Dans un extrait de l'émission L'instant de luxe de Non Stop People, diffusé par Jean-Marc Morandini, Najoua Belyzel est revenue sur un événement traumatisant de sa vie pour la première fois.

Celle qui a été connue pour sa chanson "Gabriel", véritable carton en 2005, a confié à la chaîne française que de ses 10 à 13 ans, elle a été la cible d'attouchements sexuels de la part de son médecin traitant, qui était également le médecin de toute la famille. "Il n’y a pas eu de suite [judiciaire] parce que cette personne-là s’est donné la mort par la suite", confie-t-elle d'emblée.

Avant de revenir plus longuement sur cette triste période de sa vie: “À un moment donné, ce médecin a pris le dessus sur moi. Il avait une sorte d’emprise sur ma famille aussi. Il appelait mes parents pour savoir si j’allais bien. Même un rhume était un prétexte pour que je me retrouve dans son cabinet. Et donc lorsque je me retrouvais dans son cabinet pour un rhume, au départ c’était une consultation tout à fait normale, mais qui se terminait dans la culotte”, confie la chanteuse, qui lors de sa jeunesse urinait parfois inconsciemment. C'est donc cette excuse que son médecin utilisait.

Et ce dernier n'était pas à son coup d'essai. Najoua Belyzel l'a constaté lorsqu'elle était au tribunal. "On m'a raconté tout ce qu'il a fait. Il était sur écoute depuis des années, il a violé sa fille pendant de nombreuses années et d'autres filles. Ses victimes, ce ne sont que des enfants d'immigrés dont la sexualité est taboue. Un jour, il a été arrêté, mis en prison et il s'est pendu avec une ceinture", raconte-t-elle.

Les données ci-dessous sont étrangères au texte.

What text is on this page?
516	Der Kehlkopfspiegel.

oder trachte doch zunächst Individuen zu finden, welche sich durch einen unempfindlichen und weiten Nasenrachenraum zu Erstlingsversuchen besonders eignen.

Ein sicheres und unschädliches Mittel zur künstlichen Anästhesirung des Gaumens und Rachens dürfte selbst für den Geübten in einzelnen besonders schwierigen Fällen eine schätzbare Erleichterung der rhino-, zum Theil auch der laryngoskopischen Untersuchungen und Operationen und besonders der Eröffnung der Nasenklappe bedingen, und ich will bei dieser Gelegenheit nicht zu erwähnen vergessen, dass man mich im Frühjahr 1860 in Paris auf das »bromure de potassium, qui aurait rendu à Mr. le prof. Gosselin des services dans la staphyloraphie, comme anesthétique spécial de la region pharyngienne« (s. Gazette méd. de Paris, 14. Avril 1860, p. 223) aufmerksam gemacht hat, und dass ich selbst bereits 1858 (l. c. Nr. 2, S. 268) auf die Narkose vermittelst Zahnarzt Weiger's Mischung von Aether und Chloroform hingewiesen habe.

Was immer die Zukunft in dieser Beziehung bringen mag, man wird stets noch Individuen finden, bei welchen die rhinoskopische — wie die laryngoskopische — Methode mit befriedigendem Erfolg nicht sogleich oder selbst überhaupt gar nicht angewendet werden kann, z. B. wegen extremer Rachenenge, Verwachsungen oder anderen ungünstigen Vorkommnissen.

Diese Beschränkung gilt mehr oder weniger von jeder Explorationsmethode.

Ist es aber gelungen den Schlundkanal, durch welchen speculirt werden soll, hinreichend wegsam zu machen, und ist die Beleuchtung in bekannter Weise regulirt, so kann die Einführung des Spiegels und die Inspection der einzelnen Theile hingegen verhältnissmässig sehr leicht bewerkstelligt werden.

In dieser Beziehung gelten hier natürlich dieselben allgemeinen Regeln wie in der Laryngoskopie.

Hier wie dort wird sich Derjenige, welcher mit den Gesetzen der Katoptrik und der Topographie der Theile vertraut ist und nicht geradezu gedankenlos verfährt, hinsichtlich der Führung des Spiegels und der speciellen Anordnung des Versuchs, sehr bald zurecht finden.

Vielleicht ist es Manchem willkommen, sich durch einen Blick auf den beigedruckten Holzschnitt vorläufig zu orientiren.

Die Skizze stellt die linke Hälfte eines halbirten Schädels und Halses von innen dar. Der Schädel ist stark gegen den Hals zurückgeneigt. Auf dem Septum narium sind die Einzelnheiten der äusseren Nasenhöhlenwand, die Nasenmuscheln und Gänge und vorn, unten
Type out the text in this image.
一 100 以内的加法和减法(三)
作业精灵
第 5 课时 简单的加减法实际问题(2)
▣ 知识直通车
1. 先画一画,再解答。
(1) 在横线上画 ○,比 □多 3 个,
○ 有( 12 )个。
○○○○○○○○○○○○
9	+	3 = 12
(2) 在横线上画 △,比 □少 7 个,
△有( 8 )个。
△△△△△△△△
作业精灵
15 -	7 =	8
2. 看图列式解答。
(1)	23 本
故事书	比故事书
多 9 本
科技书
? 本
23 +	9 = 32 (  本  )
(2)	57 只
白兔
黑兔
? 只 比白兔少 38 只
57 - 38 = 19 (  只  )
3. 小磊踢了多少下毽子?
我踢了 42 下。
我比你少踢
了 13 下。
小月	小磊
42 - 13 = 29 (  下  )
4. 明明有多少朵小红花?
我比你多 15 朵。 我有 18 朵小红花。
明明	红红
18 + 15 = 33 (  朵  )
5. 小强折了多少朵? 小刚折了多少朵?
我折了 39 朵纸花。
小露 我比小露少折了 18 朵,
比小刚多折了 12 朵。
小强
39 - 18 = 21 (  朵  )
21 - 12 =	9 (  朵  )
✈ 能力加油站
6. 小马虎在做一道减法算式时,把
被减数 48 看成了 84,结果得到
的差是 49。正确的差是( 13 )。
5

Après le succès de sa chanson "Gabriel", Najoua Belyzel avait écrit une autre chanson, intitulée "Docteur gel", dans laquelle elle parlait justement des attouchements sexuels dont elle était victime: "Le nom d'un de mes titres correspond au nom du médecin. On a juste changé l'orthographe. Je le nomme sans le nommer. À l'époque, ma maison de disque m’a dit de ne pas trop parler de ça. Ce n’était pas un sujet qu'il fallait que je mette en avant, affirme-t-elle.